Despite multiple court rulings denying its permit on valid environmental grounds, the Dakota Access pipeline continues to pump noxious oil through the heart of my homeland every day. As you know, this injustice has to be corrected. And if the courts won’t take the necessary steps to protect my relatives on the Standing Rock Nation, then once again it’s up to us — the grassroots — to use our voices and find a political solution.

Fortunately, as you can see in our new blog and video, our movement to stop DAPL has gained new traction. I feel echoes of the days when our protest camps filled with tens of thousands. Four Lakota tribal leaders, several organizations, and an online army of folks like you have taken up the call to tell President Biden to use his authority as the chief executive and stop this dangerous pipeline before it spills and kills.

Watch my video with Chase Iron Eyes to get caught up on our NoDAPL movement

We’ve got an organizing and media team on the ground here at Standing Rock — I’m so happy to be working hand-in-hand with my nephew, Chase Iron Eyes, on this — and we’re cooperating with members of our tribal council to help get the word out about the need to act now. We met at length on Tuesday with the full council, and we have been given a room in the tribal building to shoot interviews with tribal leaders and make videos featuring a range of knowledge and perspective.

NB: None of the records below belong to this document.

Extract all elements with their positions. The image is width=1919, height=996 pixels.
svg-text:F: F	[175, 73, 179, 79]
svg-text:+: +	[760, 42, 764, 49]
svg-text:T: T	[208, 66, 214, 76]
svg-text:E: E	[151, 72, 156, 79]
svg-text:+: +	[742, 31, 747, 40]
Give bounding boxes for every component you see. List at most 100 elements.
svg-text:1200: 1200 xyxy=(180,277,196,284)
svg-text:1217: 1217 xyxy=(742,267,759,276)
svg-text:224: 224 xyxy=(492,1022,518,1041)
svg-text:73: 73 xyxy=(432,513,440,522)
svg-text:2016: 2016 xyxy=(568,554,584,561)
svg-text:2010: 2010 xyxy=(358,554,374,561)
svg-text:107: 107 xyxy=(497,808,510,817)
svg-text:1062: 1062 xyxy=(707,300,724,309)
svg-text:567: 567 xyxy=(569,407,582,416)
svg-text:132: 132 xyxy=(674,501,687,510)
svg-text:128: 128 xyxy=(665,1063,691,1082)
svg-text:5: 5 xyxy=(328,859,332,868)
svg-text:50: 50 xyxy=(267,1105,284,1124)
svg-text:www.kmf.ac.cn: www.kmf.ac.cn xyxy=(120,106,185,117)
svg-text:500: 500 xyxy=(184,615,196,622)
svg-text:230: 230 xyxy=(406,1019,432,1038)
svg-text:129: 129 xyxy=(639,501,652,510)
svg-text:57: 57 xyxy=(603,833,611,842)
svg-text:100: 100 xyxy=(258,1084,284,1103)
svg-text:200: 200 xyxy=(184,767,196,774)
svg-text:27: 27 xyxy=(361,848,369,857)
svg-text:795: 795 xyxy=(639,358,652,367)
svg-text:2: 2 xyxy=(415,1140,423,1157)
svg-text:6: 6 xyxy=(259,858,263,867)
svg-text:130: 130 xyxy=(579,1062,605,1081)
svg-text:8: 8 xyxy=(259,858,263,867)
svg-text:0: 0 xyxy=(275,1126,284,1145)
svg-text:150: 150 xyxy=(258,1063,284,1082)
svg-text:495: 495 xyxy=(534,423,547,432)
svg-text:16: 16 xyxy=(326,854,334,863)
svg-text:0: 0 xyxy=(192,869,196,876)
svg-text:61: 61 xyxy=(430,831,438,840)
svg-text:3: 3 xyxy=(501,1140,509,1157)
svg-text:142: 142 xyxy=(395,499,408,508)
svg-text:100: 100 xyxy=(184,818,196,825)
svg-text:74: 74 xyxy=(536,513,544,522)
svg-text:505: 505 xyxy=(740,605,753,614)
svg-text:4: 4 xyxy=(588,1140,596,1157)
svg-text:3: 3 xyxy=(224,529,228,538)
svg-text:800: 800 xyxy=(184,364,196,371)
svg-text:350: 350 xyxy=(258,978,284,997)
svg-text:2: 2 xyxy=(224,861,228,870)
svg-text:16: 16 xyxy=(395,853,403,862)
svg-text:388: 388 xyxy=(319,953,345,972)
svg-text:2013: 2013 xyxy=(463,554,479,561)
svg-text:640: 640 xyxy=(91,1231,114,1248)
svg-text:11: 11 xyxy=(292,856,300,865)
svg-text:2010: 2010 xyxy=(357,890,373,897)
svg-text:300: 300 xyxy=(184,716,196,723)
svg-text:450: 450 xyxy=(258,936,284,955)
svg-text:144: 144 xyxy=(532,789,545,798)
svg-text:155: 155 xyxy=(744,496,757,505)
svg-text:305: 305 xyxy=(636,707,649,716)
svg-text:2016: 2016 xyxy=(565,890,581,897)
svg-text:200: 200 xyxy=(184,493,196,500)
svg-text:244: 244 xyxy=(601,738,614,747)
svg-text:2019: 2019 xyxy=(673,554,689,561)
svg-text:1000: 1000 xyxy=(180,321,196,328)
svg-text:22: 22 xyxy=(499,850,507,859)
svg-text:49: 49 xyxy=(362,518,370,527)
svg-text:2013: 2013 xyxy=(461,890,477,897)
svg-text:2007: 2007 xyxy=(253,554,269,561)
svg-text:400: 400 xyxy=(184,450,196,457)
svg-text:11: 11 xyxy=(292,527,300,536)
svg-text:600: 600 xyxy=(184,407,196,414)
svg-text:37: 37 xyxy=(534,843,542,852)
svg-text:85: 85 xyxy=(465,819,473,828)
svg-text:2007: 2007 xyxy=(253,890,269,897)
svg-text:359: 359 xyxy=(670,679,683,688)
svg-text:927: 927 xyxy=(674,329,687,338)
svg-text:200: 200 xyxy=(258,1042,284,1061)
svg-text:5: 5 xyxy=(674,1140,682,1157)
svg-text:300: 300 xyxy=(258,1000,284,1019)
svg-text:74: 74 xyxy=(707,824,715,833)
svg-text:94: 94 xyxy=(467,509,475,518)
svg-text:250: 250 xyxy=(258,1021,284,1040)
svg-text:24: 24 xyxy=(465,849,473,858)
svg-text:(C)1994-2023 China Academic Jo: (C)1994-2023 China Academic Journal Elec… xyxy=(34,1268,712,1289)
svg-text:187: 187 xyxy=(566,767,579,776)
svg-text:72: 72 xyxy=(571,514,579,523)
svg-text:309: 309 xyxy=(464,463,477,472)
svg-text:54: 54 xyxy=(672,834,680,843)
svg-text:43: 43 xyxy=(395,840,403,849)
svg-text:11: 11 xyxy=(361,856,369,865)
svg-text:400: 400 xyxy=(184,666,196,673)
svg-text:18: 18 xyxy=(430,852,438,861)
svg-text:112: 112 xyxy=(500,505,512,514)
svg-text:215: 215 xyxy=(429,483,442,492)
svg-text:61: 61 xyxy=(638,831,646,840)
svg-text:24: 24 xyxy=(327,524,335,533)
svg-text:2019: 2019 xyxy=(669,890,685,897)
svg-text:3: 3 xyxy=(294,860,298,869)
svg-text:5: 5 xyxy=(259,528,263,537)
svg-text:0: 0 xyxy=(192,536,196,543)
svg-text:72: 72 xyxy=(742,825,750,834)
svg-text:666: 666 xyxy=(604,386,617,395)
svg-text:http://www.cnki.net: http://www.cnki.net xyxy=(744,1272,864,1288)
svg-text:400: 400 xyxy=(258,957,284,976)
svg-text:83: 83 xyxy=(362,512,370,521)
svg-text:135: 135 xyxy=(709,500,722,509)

We’re distributing all our videos to other concerned organizations via a sharing tool created by Earthjustice, the law firm representing the Standing Rock Sioux Tribe in its NoDAPL legal resistance effort. It’s an all-hands-on-deck moment, and many organizations — from the Sierra Club to one affiliated with actor Mark Ruffalo — have joined the effort to pressure the president and the Army Corps of Engineers to do right by my people.

I offer my gratitude to you for standing with us. The president has already made several positive decisions on pipelines and the environment, but he has yet to show that he understands the gravity of our plight here at Standing Rock. Our immediate goal is to make sure that he does — ideally before this Wednesday, the pipeline’s next day in court. By working together and by reforging our movement in bigger numbers, with more volume than ever, I believe we can do it.

Wopila tanka — I can’t thank you enough for your activism and your prayers!